Y, principalmente, perdieron toda la estructura protectora de la Guerra Fría,
que había creado un enorme campo magnético alrededor de los Estados Unidos.
Hasta ese momento teníamos nuestro enemigo, nuestro enemigo estaba ahí, eran los
rusos, el materialismo, el ateísmo, el comunismo. (... ) Después vino el cambio.
Y todo aquello que apuntaba en una sola dirección se desparramó hacia todas
partes. De ahí la rabia que hay hoy en Estados Unidos. La pena capital es
sólo uno de los aspectos de esa rabia.
¿Usted dice
que los norteamericanos están hoy más enojados que nunca?
-De hecho están
tan enojados que me asustan. Estados Unidos vive hoy en un estado prefascista.

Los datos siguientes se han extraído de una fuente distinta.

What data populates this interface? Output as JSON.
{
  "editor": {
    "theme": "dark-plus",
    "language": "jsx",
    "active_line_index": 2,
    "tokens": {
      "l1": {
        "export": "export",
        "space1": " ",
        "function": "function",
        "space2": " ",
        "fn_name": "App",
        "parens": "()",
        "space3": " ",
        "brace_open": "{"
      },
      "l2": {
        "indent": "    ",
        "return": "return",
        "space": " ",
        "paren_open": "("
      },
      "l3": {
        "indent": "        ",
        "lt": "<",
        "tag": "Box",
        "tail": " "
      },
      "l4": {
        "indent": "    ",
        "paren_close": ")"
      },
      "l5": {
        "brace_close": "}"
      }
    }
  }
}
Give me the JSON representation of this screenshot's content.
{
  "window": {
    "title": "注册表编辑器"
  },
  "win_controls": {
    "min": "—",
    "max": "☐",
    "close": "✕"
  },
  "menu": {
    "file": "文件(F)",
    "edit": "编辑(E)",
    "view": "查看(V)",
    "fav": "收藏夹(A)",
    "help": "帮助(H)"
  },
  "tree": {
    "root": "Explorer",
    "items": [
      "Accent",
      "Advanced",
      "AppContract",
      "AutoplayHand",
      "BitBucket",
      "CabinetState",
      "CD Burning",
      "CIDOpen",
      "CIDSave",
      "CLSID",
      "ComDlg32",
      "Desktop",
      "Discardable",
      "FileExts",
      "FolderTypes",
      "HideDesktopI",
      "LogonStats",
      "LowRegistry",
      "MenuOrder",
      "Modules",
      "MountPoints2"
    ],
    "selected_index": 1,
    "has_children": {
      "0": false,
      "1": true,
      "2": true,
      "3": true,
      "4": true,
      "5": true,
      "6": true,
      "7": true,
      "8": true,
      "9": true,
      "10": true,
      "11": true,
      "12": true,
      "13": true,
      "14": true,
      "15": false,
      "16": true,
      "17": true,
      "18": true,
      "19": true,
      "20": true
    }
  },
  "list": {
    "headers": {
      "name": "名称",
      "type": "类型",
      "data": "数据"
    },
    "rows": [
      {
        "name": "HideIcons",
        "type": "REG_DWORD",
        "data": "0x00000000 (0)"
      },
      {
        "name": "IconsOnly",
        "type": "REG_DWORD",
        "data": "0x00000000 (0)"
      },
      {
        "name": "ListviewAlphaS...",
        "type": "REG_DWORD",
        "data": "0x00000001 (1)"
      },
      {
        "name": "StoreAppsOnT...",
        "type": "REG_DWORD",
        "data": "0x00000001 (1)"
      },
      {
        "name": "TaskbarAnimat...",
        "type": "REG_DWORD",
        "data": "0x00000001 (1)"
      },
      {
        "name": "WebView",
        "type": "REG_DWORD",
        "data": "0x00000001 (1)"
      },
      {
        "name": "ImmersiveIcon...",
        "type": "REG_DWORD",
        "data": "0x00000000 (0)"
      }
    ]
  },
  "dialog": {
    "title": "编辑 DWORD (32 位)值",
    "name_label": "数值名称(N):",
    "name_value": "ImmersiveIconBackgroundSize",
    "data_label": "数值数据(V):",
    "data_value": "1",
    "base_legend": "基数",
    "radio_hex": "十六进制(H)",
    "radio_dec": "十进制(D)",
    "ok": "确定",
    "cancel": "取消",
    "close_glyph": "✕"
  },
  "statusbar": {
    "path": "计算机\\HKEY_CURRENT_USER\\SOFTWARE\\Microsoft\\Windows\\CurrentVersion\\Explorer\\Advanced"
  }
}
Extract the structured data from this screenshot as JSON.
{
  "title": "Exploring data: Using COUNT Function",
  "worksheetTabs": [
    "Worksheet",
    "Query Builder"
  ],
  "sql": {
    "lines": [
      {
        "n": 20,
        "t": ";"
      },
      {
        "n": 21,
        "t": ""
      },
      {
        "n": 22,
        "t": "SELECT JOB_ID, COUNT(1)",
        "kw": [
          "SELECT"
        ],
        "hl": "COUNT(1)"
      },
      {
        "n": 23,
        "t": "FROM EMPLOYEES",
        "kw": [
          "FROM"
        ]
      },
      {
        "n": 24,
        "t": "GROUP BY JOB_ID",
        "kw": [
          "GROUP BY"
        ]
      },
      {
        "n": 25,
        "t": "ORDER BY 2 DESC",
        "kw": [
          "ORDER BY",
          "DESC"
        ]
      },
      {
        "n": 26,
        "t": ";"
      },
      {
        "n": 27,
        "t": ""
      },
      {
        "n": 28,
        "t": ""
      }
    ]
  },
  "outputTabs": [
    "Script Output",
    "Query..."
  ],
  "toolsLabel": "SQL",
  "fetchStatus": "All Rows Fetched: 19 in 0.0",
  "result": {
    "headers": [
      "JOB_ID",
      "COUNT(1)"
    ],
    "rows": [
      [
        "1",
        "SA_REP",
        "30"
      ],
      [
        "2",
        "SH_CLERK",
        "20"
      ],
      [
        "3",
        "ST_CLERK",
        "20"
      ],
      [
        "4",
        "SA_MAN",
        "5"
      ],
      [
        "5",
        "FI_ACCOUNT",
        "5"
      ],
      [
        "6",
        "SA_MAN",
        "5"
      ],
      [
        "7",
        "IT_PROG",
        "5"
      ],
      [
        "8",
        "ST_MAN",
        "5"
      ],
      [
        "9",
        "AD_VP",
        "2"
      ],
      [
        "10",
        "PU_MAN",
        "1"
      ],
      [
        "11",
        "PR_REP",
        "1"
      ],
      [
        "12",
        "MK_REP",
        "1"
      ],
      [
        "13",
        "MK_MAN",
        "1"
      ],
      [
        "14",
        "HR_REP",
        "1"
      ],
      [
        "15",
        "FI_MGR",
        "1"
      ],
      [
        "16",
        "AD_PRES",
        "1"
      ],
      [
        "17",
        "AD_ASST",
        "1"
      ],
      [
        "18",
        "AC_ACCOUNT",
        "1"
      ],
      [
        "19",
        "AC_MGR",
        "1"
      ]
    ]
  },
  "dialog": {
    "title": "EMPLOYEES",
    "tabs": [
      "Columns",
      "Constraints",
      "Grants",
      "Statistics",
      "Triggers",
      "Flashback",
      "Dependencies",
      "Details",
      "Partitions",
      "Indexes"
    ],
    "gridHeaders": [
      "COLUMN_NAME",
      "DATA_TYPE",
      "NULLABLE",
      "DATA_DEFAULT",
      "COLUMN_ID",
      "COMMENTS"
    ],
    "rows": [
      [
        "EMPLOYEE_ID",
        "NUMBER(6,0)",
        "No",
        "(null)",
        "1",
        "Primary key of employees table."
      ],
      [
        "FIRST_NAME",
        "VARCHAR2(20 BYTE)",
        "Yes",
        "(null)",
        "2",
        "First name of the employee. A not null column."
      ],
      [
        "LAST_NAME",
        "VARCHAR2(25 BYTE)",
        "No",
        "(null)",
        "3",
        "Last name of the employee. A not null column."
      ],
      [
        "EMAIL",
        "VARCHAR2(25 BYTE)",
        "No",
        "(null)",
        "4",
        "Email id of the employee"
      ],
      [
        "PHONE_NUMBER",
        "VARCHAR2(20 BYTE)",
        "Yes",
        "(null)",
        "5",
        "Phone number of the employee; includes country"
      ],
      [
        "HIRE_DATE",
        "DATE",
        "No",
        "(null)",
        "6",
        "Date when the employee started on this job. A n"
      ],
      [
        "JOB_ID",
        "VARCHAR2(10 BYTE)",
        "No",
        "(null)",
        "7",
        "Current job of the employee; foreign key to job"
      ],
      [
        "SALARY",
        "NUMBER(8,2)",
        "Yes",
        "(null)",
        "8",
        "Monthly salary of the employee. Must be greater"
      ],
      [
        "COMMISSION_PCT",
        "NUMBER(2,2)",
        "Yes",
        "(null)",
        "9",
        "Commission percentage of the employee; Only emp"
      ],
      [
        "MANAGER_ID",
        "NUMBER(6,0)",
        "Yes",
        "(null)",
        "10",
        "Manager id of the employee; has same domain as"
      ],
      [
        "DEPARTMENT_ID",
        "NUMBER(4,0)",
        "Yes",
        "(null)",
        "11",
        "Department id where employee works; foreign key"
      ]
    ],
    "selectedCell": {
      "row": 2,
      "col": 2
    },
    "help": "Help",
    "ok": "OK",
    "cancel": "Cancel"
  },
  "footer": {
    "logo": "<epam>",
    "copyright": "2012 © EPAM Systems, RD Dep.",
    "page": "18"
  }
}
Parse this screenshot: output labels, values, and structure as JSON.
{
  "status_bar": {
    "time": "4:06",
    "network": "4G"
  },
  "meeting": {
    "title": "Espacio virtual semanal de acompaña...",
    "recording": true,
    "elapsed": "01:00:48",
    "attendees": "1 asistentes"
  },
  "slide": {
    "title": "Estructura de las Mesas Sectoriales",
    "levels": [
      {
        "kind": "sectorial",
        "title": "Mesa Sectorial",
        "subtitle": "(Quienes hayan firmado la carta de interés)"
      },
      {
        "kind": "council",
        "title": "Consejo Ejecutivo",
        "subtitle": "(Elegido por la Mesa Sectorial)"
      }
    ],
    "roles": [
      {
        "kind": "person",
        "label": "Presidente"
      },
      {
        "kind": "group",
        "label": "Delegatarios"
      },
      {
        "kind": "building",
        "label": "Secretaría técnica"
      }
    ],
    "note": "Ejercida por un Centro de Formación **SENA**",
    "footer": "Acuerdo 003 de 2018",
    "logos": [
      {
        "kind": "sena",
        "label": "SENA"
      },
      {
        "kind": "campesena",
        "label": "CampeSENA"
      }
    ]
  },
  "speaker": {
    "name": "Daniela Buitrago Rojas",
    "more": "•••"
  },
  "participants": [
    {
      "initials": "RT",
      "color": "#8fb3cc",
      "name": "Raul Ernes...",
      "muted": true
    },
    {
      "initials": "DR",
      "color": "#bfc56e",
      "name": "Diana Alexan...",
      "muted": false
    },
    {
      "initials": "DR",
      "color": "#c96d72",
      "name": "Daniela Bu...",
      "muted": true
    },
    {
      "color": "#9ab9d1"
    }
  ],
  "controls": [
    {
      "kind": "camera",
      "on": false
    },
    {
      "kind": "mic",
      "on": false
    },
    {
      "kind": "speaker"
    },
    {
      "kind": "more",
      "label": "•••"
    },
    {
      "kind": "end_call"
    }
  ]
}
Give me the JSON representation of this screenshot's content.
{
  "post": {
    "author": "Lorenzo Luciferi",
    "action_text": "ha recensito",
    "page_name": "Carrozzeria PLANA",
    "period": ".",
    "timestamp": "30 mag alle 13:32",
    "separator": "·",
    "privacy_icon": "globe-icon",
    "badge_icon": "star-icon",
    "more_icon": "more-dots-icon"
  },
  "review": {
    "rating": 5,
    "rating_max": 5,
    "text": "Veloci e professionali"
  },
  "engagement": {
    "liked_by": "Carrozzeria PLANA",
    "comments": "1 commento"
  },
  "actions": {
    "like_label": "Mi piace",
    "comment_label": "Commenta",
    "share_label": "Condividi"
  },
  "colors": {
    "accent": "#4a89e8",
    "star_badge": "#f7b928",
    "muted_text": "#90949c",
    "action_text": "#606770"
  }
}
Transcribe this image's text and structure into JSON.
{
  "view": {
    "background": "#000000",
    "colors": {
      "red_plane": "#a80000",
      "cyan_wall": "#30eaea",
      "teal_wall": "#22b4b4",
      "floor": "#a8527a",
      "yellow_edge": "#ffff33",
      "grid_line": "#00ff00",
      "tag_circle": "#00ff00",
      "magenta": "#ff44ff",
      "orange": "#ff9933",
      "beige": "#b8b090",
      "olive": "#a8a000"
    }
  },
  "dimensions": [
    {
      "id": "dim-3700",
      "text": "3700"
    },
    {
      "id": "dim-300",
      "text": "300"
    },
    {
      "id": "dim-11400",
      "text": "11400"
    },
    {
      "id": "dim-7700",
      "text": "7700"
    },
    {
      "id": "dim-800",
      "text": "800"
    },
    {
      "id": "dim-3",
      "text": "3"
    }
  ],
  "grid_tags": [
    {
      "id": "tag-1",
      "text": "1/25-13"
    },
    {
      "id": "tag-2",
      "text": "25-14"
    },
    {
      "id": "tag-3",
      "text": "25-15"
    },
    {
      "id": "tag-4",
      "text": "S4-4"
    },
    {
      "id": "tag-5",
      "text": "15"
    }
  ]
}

El problema es que, tal como se la practica, la pena de muerte es increíblemente
desagradable porque la mayoría de los ejecutados no tuvo ninguna clase de
defensa legal. Y la mayoría de los ejecutados son criminales negros. Esos dos
factores bastarían para erradicarla. La pena de muerte no es admisible siquiera,
cuando su explicación no exhibe el mismo porcentaje de representatividad de la
población que comete crímenes. A veces, muy pocas veces (una vez en mil) uno se
encuentra con un criminal como Jeffrey Dahmer. Sus crímenes son tan ofensivos,
tan profundamente inmundos, y la maldad con que la gente reacciona ante él es
tan inmensa, que la sociedad haría mejor en ejecutar a su autor. Porque, si no
se lo ejecuta, es como si se intensificara el deseo fascista de apoderarse de la
sociedad y gobernarla con total autoridad. Y no creo que valga la pena pagar ese
precio.
Hay una
propuesta (para algunos sólo tiene una intención satirica) de legislar la
pena de muerte como método de enseñanza pública.
-Creo que yo fui
uno de los primeros en proponerlo. Muestren por la TV a los convictos a punto de
ser ejecutados. Bueno, en cierta medida eso se está haciendo ahora. También
solía decir que filmen las ejecuciones, y dejen que el público asista a ellas.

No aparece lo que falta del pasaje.